An eagerly anticipated lunch-date with our sainted proprietor’s wife. A la page as always, Barbara wanted to try the restaurant above Mourad Mazouz’s blindingly chic nightclub Sketch in Conduit Street. The Lecture Room notoriously costs about a million a mouthful, but they have dreamed up some wonderful and weird ways of making you feel it’s worth it. There’s something called a ‘walking upstairs policy’, which means that no one is allowed to walk upstairs unless they are accompanied by a member of staff. I had arrived before Barbara, who was made to wait until someone could escort her up to join me, while I waited. A gobbledyspeak-trained comis brought some salty thingies to try ‘while you’re wasting your time’. For all the hifalutin palaver about the ‘chef’s inspiration for the day’, most of the sludge-coloured food tasted as you’d imagine the froth around horses’ mouths would. But the room is rather wonderful and weirdly, at those astronomic — note the missing ‘g’ — prices, was almost full.
I see that the telephone directory, the Yellow Pages, has made the FTSE-100 since it was floated on the stock market earlier this week. I know that it is supposed to be quite simply the most wonderful thing, but does anybody actually still use the Yellow Pages? Great loads of them, in their new black mackintoshes, are delivered to the lobby of my block of flats with astonishing frequency. We all step around them gingerly for weeks, until in exasperation someone dumps the whole lot into a skip.

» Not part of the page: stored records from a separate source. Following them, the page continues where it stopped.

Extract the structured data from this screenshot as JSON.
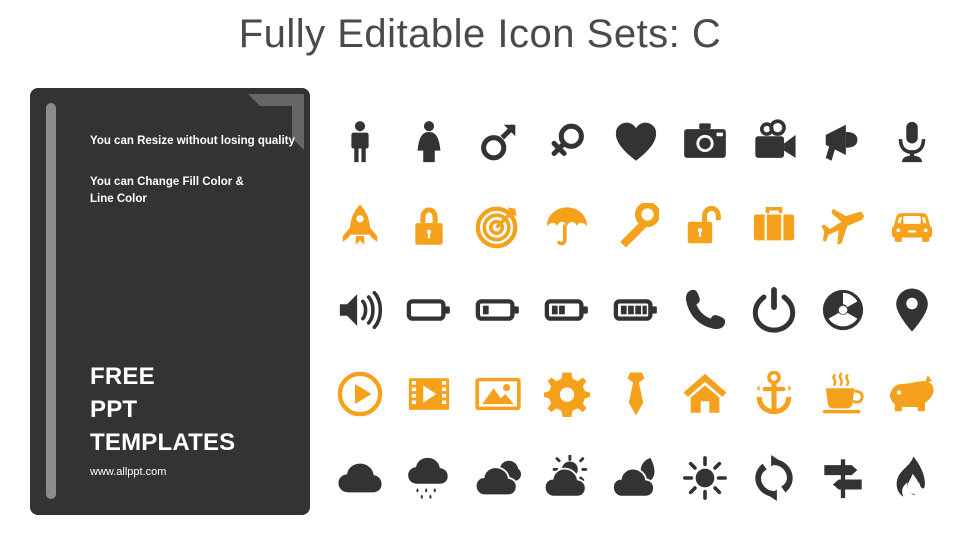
{
  "slide": {
    "title": "Fully Editable Icon Sets: C",
    "background_color": "#ffffff",
    "title_color": "#4a4a4a"
  },
  "info_panel": {
    "background_color": "#333333",
    "accent_bar_color": "#8c8c8c",
    "fold_corner_color": "#666666",
    "note_1": "You can Resize without losing quality",
    "note_2": "You can Change Fill Color &\nLine Color",
    "brand": "FREE\nPPT\nTEMPLATES",
    "url": "www.allppt.com"
  },
  "icon_grid": {
    "columns": 9,
    "rows": 5,
    "dark_color": "#333333",
    "orange_color": "#F5A11B",
    "icons": [
      {
        "name": "man-icon",
        "color": "#333333",
        "row": 1,
        "col": 1
      },
      {
        "name": "woman-icon",
        "color": "#333333",
        "row": 1,
        "col": 2
      },
      {
        "name": "male-symbol-icon",
        "color": "#333333",
        "row": 1,
        "col": 3
      },
      {
        "name": "female-symbol-icon",
        "color": "#333333",
        "row": 1,
        "col": 4
      },
      {
        "name": "heart-icon",
        "color": "#333333",
        "row": 1,
        "col": 5
      },
      {
        "name": "camera-icon",
        "color": "#333333",
        "row": 1,
        "col": 6
      },
      {
        "name": "video-camera-icon",
        "color": "#333333",
        "row": 1,
        "col": 7
      },
      {
        "name": "megaphone-icon",
        "color": "#333333",
        "row": 1,
        "col": 8
      },
      {
        "name": "microphone-icon",
        "color": "#333333",
        "row": 1,
        "col": 9
      },
      {
        "name": "rocket-icon",
        "color": "#F5A11B",
        "row": 2,
        "col": 1
      },
      {
        "name": "lock-closed-icon",
        "color": "#F5A11B",
        "row": 2,
        "col": 2
      },
      {
        "name": "target-icon",
        "color": "#F5A11B",
        "row": 2,
        "col": 3
      },
      {
        "name": "umbrella-icon",
        "color": "#F5A11B",
        "row": 2,
        "col": 4
      },
      {
        "name": "key-icon",
        "color": "#F5A11B",
        "row": 2,
        "col": 5
      },
      {
        "name": "lock-open-icon",
        "color": "#F5A11B",
        "row": 2,
        "col": 6
      },
      {
        "name": "briefcase-icon",
        "color": "#F5A11B",
        "row": 2,
        "col": 7
      },
      {
        "name": "airplane-icon",
        "color": "#F5A11B",
        "row": 2,
        "col": 8
      },
      {
        "name": "car-icon",
        "color": "#F5A11B",
        "row": 2,
        "col": 9
      },
      {
        "name": "speaker-volume-icon",
        "color": "#333333",
        "row": 3,
        "col": 1
      },
      {
        "name": "battery-empty-icon",
        "color": "#333333",
        "row": 3,
        "col": 2
      },
      {
        "name": "battery-low-icon",
        "color": "#333333",
        "row": 3,
        "col": 3
      },
      {
        "name": "battery-medium-icon",
        "color": "#333333",
        "row": 3,
        "col": 4
      },
      {
        "name": "battery-full-icon",
        "color": "#333333",
        "row": 3,
        "col": 5
      },
      {
        "name": "phone-icon",
        "color": "#333333",
        "row": 3,
        "col": 6
      },
      {
        "name": "power-icon",
        "color": "#333333",
        "row": 3,
        "col": 7
      },
      {
        "name": "radiation-icon",
        "color": "#333333",
        "row": 3,
        "col": 8
      },
      {
        "name": "location-pin-icon",
        "color": "#333333",
        "row": 3,
        "col": 9
      },
      {
        "name": "play-circle-icon",
        "color": "#F5A11B",
        "row": 4,
        "col": 1
      },
      {
        "name": "film-icon",
        "color": "#F5A11B",
        "row": 4,
        "col": 2
      },
      {
        "name": "image-icon",
        "color": "#F5A11B",
        "row": 4,
        "col": 3
      },
      {
        "name": "gear-icon",
        "color": "#F5A11B",
        "row": 4,
        "col": 4
      },
      {
        "name": "necktie-icon",
        "color": "#F5A11B",
        "row": 4,
        "col": 5
      },
      {
        "name": "home-icon",
        "color": "#F5A11B",
        "row": 4,
        "col": 6
      },
      {
        "name": "anchor-icon",
        "color": "#F5A11B",
        "row": 4,
        "col": 7
      },
      {
        "name": "coffee-cup-icon",
        "color": "#F5A11B",
        "row": 4,
        "col": 8
      },
      {
        "name": "pig-icon",
        "color": "#F5A11B",
        "row": 4,
        "col": 9
      },
      {
        "name": "cloud-icon",
        "color": "#333333",
        "row": 5,
        "col": 1
      },
      {
        "name": "cloud-rain-icon",
        "color": "#333333",
        "row": 5,
        "col": 2
      },
      {
        "name": "clouds-icon",
        "color": "#333333",
        "row": 5,
        "col": 3
      },
      {
        "name": "cloud-sun-icon",
        "color": "#333333",
        "row": 5,
        "col": 4
      },
      {
        "name": "cloud-moon-icon",
        "color": "#333333",
        "row": 5,
        "col": 5
      },
      {
        "name": "sun-icon",
        "color": "#333333",
        "row": 5,
        "col": 6
      },
      {
        "name": "refresh-icon",
        "color": "#333333",
        "row": 5,
        "col": 7
      },
      {
        "name": "signpost-icon",
        "color": "#333333",
        "row": 5,
        "col": 8
      },
      {
        "name": "flame-icon",
        "color": "#333333",
        "row": 5,
        "col": 9
      }
    ]
  }
}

In case one ever doubted it, Bill Clinton proved, with his unexpected appearance at Lyn De Rothschild’s reception for his wife, Hillary, that he certainly does have enormous presence. He reminds me of Mae West’s wisecrack: ‘Is that a gun in your pocket or are you just pleased to see me?’ Several of the girls who were introduced to him said how much they felt that he enjoyed the pleasure of their company.